A escalada da destruição provoca uma cadeia negativa. A perda de cobertura vegetal nativa e a consequente modificação no ambiente impactam no ciclo hidrológico, com lençóis freáticos cada vez mais vazios, chuvas mais esparsas e fortes e rios com vazão menor.
“Acabando com a savana mais rica do planeta, estamos dando um tiro no pé. Nas cidades, a impermeabilização não deixa mais penetrar água no solo. No campo, o agronegócio consome de 70% a 80% da água do Brasil. A demanda só aumenta. Vai haver um colapso”,
alerta Reuber Brandão, professor de Engenharia Florestal da Universidade de Brasília (UnB).
Animais ameaçados
Com o aumento do desmatamento, em 12 anos, as espécies animais ameaçadas de extinção passaram de 75 para 176. O mais grave: nesse período, nenhuma conseguiu deixar a lista. Quatro estão categorizadas como criticamente em perigo, sob risco iminente de desaparecerem. Trata-se da borboleta Hyalyris fiammetta, de duas aves — o pararu-espelho e a rolinha-do-planalto — e do rato candango. Exemplares desse foi visto pela última vez por funcionários da Novacap, durante a construção de Brasília, na região onde hoje estão a Candangolândia e o Zoológico de Brasília.

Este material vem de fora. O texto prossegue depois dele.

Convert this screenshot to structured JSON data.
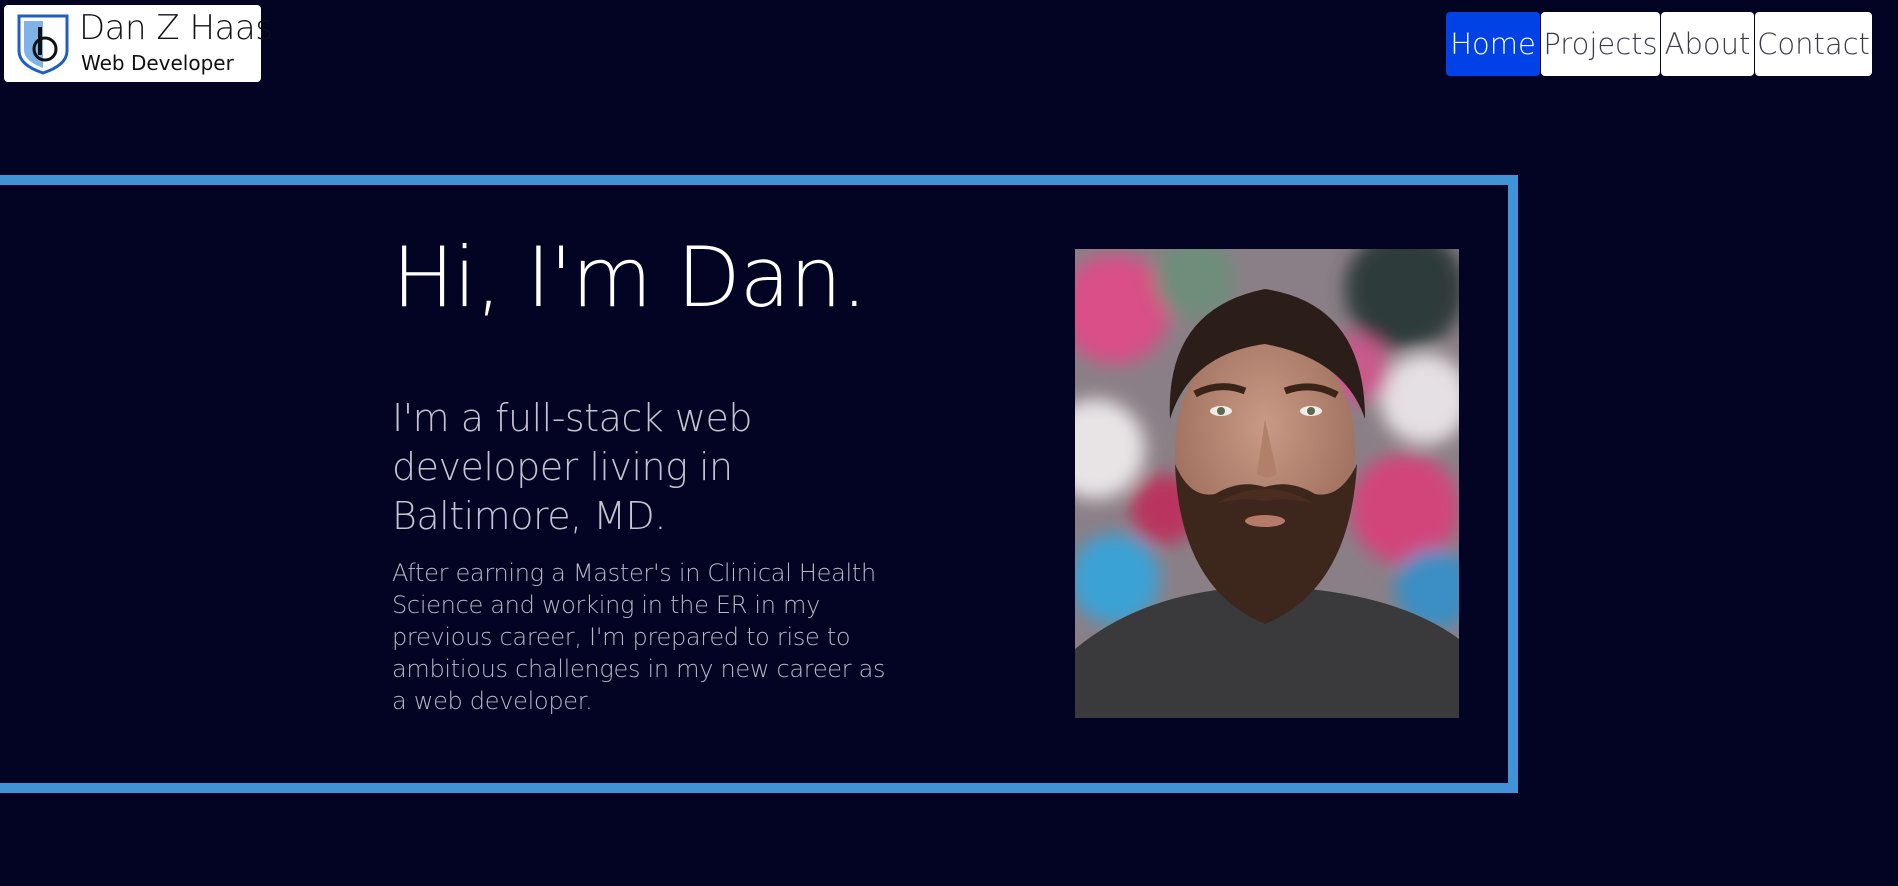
{
  "logo": {
    "name": "Dan Z Haas",
    "tagline": "Web Developer",
    "icon": "shield-logo-icon",
    "colors": {
      "shield": "#1f5fc2",
      "shield_light": "#7fb3e8"
    }
  },
  "nav": {
    "items": [
      {
        "label": "Home",
        "active": true
      },
      {
        "label": "Projects",
        "active": false
      },
      {
        "label": "About",
        "active": false
      },
      {
        "label": "Contact",
        "active": false
      }
    ]
  },
  "hero": {
    "heading": "Hi, I'm Dan.",
    "subtitle": "I'm a full-stack web developer living in Baltimore, MD.",
    "body": "After earning a Master's in Clinical Health Science and working in the ER in my previous career, I'm prepared to rise to ambitious challenges in my new career as a web developer.",
    "portrait": "portrait-photo"
  },
  "colors": {
    "background": "#030323",
    "accent_border": "#4193d8",
    "nav_active": "#0042e6",
    "nav_inactive": "#ffffff",
    "heading_text": "#ffffff",
    "body_text": "#b9b9c6"
  }
}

A lavoura e o pasto ameaçam de extinção 44 espécies nativas do cerrado, segundo levantamento do ICMBio
Considerado um dos biomas mais ricos do planeta, o cerrado abriga 4% da diversidade mundial — há 17.487 tipos de animais e plantas no bioma. A representatividade de mamíferos e pássaros é ainda maior (8%). A savana brasileira é a casa do lobo-guará, da onça, da paca, da jaguatirica, do gato-palheiro, do tamanduá bandeira, da seriema, do inhambu-chororó, da coruja-buraqueira. Praticamente toda essa riqueza está concentrada em terras brasileiras (95%). O restante pode ser encontrado na Bolívia e no Paraguai. No entanto, só 3% da área de cerrado está efetivamente protegida em reservas. O resultado é a perda de metade da formação original e o extermínio das espécies. O desmatamento no cerrado é 2,5 vezes maior do que o da Amazônia, por exemplo.
A agropecuária, a expansão urbana, os empreendimentos de energia elétrica, o desmatamento, a poluição, as queimadas e a mineração são as atividades humanas que mais colocam em risco os animais do cerrado. A lavoura e o pasto ameaçam de extinção 44 espécies, de acordo com o ICMBio.
O crescimento desordenado das cidades, 21. Os empreendimentos de energia, como os alagamentos de áreas para construção de hidrelétricas, 20. O desmatamento da cobertura vegetal, 14. A poluição de cidades, de fábricas e rejeitos agrícolas, 13. As queimadas, 12, e a mineração, 9.
Ocupação desordenada
A população do DF chegou a mais de 3 milhões em 2017. Há ainda a pressão populacional exercida pelos municípios goianos do Entorno. São mais 1,12 milhão de pessoas, contando apenas as 11 cidades limítrofes com o DF. Em São Paulo, Minas Gerais e Goiás, o impacto mais significativo é o do agronegócio. A pressão urbana acaba concentrada perto das cidades de maior porte.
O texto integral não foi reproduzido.